Sa vie privée elle-même fut mêlée au cinéma : il épousa successivement deux actrices, et son frère Robert fut, lui aussi, réalisateur à Hollywood. Son succès agaçait les esthètes, qui lui reprochaient un certain académisme. Mais lui-même s’en amusait « Quoi de moins artistique que d’avoir à son actif le film ayant réalisé la plus grosse recette de l’histoire du cinéma ? ». Wyler fut-il un Alsacien ? les Alsaciens le considéraient comme l’un des leurs, non sans quelques raisons. « Il s’exprime parfaitement en français avec un petit accent américain teinté d’alsacien » remarquait un journaliste (Arts, 7 septembre 1966). Wyler avait d’ailleurs gardé des attaches familiales dans sa province d’origine. En quoi l’œuvre de Wyler est-elle d’un Alsacien? Cet homme né aux confins des trois frontières fut toujours hostile à toute forme d’intolérance. À propos de On n’achète pas le silence, film contre le racisme qu’il tourna en 1970, et qui fut le dernier d’une œuvre prolifique, Wyler déclarait lui-même: « Le racisme est partout, y compris en France.
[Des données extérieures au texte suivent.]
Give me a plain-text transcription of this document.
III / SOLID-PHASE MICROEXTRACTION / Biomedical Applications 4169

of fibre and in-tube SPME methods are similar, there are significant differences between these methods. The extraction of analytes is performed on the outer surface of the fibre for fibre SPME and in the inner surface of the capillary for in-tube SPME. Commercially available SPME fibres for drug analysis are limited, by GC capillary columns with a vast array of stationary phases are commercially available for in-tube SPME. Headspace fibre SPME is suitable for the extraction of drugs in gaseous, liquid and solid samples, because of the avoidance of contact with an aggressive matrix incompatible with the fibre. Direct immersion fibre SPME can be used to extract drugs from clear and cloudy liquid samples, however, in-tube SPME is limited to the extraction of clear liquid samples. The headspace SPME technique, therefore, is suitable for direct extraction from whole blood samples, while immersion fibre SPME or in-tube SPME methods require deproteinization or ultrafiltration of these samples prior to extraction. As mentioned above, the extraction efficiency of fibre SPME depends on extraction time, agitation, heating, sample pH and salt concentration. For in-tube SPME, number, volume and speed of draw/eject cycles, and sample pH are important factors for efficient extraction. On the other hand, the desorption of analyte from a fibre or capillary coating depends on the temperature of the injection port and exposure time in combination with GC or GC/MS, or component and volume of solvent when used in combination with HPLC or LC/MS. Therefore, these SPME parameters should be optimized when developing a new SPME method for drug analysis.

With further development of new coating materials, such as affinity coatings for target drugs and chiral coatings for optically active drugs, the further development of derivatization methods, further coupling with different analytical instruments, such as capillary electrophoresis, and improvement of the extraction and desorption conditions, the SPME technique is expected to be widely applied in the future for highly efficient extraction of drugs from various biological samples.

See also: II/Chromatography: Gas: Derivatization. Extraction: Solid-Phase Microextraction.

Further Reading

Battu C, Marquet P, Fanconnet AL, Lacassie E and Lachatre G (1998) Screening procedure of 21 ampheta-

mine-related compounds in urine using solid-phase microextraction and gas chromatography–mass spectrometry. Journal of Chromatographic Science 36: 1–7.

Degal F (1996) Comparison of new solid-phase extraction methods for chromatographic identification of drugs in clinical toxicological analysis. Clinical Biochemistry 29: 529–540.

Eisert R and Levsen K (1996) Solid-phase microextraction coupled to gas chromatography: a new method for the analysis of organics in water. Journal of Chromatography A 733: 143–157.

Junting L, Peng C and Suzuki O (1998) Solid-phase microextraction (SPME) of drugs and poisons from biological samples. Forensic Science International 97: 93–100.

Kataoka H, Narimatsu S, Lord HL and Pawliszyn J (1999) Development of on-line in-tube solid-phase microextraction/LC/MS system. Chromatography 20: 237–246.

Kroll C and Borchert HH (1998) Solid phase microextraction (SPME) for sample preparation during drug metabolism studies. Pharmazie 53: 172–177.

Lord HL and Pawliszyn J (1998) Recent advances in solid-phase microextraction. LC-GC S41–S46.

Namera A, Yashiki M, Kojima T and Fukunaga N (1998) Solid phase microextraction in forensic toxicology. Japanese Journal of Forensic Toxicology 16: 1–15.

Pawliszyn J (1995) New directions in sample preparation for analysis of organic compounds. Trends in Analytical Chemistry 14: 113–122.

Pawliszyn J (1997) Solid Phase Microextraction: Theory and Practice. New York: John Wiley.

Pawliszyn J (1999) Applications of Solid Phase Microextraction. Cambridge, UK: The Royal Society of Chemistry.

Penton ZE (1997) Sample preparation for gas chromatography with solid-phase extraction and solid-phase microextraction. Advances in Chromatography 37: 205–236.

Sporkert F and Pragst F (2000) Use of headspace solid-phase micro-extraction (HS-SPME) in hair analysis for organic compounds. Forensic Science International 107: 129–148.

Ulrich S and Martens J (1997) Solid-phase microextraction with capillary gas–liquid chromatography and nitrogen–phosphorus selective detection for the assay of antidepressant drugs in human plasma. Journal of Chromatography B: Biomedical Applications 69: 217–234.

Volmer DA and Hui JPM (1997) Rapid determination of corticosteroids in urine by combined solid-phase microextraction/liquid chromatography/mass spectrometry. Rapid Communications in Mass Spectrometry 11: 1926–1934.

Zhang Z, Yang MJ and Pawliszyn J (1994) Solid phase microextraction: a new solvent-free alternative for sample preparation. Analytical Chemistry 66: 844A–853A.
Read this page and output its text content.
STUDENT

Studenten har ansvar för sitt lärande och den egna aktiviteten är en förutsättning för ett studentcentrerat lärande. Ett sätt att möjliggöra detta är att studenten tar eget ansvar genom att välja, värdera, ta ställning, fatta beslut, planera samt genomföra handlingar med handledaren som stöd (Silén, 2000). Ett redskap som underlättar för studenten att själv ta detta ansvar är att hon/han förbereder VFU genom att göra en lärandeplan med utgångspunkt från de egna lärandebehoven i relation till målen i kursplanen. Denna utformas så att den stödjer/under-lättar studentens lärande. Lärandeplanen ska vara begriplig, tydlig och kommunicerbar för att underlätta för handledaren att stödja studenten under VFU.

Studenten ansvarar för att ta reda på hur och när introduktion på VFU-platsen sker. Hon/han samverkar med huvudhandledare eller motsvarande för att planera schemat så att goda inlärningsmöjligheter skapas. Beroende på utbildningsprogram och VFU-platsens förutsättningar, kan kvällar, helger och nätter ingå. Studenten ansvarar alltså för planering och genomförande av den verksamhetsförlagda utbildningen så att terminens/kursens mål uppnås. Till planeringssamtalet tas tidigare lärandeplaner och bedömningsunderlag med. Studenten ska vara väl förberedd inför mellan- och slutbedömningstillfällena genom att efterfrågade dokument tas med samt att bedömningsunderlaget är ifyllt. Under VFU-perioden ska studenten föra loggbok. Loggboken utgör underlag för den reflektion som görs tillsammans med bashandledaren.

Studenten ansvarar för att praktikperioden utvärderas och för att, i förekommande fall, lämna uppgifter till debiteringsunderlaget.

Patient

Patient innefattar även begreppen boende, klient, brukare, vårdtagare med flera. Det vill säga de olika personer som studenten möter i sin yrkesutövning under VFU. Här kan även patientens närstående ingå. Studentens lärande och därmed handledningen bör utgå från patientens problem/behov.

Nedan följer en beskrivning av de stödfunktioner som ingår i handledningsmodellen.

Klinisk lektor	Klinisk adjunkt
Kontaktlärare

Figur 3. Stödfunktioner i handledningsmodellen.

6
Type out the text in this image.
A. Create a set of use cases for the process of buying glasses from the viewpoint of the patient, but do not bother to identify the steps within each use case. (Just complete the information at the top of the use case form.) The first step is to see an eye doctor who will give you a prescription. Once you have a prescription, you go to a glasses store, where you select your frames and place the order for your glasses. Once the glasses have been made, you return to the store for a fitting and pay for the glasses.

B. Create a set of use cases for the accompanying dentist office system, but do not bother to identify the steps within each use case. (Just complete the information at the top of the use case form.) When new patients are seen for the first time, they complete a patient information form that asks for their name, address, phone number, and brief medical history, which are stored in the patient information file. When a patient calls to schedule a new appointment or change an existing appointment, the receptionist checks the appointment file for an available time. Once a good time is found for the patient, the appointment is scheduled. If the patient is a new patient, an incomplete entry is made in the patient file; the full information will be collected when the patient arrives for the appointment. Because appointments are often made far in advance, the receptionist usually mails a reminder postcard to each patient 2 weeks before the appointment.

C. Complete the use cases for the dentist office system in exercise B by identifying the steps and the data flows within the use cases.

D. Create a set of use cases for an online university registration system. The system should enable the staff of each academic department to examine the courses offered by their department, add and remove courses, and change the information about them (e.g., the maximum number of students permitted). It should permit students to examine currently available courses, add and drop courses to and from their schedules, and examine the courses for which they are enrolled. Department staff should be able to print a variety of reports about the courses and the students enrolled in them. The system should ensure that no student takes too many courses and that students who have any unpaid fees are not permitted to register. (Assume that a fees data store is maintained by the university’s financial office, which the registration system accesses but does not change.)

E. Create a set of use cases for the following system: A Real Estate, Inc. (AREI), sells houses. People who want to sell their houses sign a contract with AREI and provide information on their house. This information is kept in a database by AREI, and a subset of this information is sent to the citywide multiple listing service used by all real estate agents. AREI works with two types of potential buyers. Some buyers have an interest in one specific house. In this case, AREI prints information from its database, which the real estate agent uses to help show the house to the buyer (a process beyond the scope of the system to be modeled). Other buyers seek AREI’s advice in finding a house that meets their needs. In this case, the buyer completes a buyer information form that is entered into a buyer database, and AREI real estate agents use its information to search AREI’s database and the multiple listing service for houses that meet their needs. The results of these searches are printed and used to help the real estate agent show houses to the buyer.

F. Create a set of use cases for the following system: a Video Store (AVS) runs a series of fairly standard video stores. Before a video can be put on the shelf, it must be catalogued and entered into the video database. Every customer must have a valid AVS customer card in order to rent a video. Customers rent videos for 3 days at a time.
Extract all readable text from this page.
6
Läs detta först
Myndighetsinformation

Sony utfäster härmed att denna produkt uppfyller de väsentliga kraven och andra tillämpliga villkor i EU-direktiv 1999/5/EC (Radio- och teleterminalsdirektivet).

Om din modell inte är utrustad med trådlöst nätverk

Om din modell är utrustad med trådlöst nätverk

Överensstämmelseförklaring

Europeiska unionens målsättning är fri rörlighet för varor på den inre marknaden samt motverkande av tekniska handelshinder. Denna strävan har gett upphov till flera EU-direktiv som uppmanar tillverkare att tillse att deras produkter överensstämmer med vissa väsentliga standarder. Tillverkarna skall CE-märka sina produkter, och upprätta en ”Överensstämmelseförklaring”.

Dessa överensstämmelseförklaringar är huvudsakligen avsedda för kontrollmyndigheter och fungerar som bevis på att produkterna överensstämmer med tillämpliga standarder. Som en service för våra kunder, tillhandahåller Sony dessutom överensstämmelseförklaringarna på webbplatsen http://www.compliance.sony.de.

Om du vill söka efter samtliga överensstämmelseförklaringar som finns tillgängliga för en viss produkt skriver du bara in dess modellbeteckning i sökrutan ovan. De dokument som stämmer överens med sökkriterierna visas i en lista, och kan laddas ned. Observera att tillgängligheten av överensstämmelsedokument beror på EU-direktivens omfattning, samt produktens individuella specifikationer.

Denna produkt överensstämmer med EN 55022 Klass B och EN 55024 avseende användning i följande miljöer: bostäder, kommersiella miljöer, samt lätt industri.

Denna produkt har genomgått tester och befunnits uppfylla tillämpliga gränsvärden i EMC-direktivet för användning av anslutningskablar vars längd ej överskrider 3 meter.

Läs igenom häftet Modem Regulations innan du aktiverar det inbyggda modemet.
Moi-même je suis un peu alsacien, un peu un peu allemand, un peu suisse, un peu américain. Il y aura toujours un anti-alsacien, un anti-allemand, un anti-suisse ou un anti-américain à qui je déplairai. Et pourtant, je suis toujours le même homme ».

A. Bazin, « William Wyler ou le jansénisme dans la mise en scène », Qu’est-ce que le cinéma? t. 1, p. 149-173 ; R. Boussinot, Encyclopédie du Cinéma, 1980; G. Drion, O. Gozillon-Fronsacq, Kinnes, Les Débuts du cinéma en Alsace, documentaire coproduit par France 3 Alsace et Balthazar Films, 1996 ; W. Jacobsen, H. Belach, N. Grob, W. Wyler, Argon, 1996; R. Leenhardt, « À bas Ford! Vive Wyler! », L’Écran français, 13.4.1948; A. Madsen, William Wyler, New York, 1973; N. Laybourn, L’émigration des Alsaciens et des Lorrains du XVIIIe au XXe siècle, t. Il, Strasbourg, 1986.